PCに親機であるToCoStickを接続し、こんな感じのルビースクリプトを書いてデータを取得します。

require 'serialport'
dev = '/dev/tty.usbserial-AHXKQMRT'

sp = SerialPort.new(dev, 115200, 8, 1, SerialPort::NONE)
loop do
  l = sp.gets.chomp
  next if l[0] != ":" || l.size != 49
  l = l[1, 48]

  chk = l.scan(/.{1,2}/).map{|e| e.hex}.inject(:+) & 0xff
  next unless chk.zero?
  src       = l[0, 2]  # print "  src       = 0x%02x" % l[0]
  src_long  = l[10, 8] # print "  src long  = 0x%08x" % ladr
  command   = l[2, 2]  # print "  command   = 0x%02x (data arrival)" % l[1]
  dst       = l[18,2]  # print "  dst       = 0x%02x" % l[9]
  pktid     = l[4, 2]  # print "  pktid     = 0x%02x" % l[2]
  prtcl_ver = l[6, 2]  # print "  prtcl ver = 0x%02x" % l[3]
  lqi       = l[8, 2]  # print "  LQI       = %d / %.2f [dbm]" % (l[4], (7*l[4]-1970)/20.)
  timestamp = l[20, 4].to_i(16)
  vlt       = l[26, 4].to_i(16)
  dibm      = l[32, 2].to_i(16)
  dibm_chg  = l[34, 2].to_i(16)
  er        = l[44, 2].to_i(16)

  di     = []
  di_chg = []
  4.times do |i|
    di[i]     = dibm     & 0x1
    di_chg[i] = dibm_chg & 0x1
    dibm     >>= 1
    dibm_chg >>= 1
  end
  ad = []
  4.times do |i|
    av = l[i*2 + 36, 2].to_i(16)
    next ad[i] = nil if av == 0xFF
    ad[i] = (av*4 + (er & 0x3))*4
    er >>= 2
  end
  puts "#{Time.now}\t#{(ad[0]+ad[1])*2.7}w\t#{(ad[2]-600)/10}"
end

公式で公開されているPythonスクリプトを参考にしました。ADコンバータの値だけ取得すればよいのですが、取れる値全部変換しています。

可視化

本職がウエッブエンジニアなのではやりのfluentd+elasticsearch+kibana4を使います。 上記ルビースクリプトにfluentd-loggerを追加、ログとしてfluentdに垂れ流すだけで簡単に可視化できます。 qiita.com セットアップはここなどを参考にしてください。

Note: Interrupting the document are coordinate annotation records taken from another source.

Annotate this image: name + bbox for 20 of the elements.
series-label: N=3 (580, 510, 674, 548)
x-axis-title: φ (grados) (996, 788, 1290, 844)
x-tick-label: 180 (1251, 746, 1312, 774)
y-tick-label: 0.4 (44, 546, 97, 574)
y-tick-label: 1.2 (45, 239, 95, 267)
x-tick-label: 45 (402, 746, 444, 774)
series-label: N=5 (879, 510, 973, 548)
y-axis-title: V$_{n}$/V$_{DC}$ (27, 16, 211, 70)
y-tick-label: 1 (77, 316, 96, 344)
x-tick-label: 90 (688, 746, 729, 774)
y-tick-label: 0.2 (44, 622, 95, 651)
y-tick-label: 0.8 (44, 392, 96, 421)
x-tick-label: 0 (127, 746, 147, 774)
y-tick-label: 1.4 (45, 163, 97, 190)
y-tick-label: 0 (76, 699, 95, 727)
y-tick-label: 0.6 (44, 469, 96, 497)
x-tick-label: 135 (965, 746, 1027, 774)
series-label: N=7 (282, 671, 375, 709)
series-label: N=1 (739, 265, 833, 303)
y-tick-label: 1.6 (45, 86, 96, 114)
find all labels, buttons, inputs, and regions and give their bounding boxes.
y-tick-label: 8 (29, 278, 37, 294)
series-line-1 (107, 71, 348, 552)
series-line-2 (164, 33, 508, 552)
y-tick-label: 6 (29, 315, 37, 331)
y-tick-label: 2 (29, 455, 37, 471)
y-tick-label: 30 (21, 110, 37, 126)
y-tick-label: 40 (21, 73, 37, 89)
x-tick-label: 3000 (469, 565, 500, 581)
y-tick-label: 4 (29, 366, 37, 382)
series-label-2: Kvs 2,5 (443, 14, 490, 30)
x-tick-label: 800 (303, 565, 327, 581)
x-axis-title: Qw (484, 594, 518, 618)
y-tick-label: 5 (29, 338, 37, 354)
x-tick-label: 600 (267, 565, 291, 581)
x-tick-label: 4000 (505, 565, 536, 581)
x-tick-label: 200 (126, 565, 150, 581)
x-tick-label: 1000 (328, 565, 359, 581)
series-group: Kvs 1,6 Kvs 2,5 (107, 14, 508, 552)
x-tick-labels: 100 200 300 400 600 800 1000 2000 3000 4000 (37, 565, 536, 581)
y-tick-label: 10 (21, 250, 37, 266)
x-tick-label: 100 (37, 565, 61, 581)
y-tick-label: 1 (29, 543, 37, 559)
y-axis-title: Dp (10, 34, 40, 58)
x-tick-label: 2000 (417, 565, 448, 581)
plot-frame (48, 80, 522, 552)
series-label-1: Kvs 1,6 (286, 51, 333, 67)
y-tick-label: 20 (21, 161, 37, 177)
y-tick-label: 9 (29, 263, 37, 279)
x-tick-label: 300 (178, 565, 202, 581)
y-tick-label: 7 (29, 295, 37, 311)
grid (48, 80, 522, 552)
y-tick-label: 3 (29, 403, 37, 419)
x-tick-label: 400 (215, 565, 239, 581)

完成したダッシュボードがこちらになります f:id:YarmUI:20151224213638p:plain

去年設置していた旧版ですが、kibana3のほうがダッシュボードはかっこいいです・・・ f:id:YarmUI:20151224213803g:plain (gif画像です、クリックで動きます)

課題と今後

  • 電流値なので正確な電力は測れない。精度が欲しい場合はコンセント経由で電圧も取得する必要がある。
  • 電波垂れ流しなので、ご近所にTWE−LITE使ってる人がいると電気使用量が筒抜けになる。(TWE-Liteは通信を暗号化する機能もあるけど面倒だった)
  • データ量が1秒に1件と多いのでnorikraを使って1分に1件に減らしたい。
  • ついでにnorikra使ってブレーカ落ちる警告を出したい。

おわりに

以上、スマートメータを自作した話でした。スマートメータを設置して驚いたのは、この時間のエアコンをつけた、ケトルを使った等の電気に伴う行動があとから結構分かるということでした。 ブログを書くのが久しぶりすぎてひどい文章だと思いますが、読んでくれた方はありがとうございました。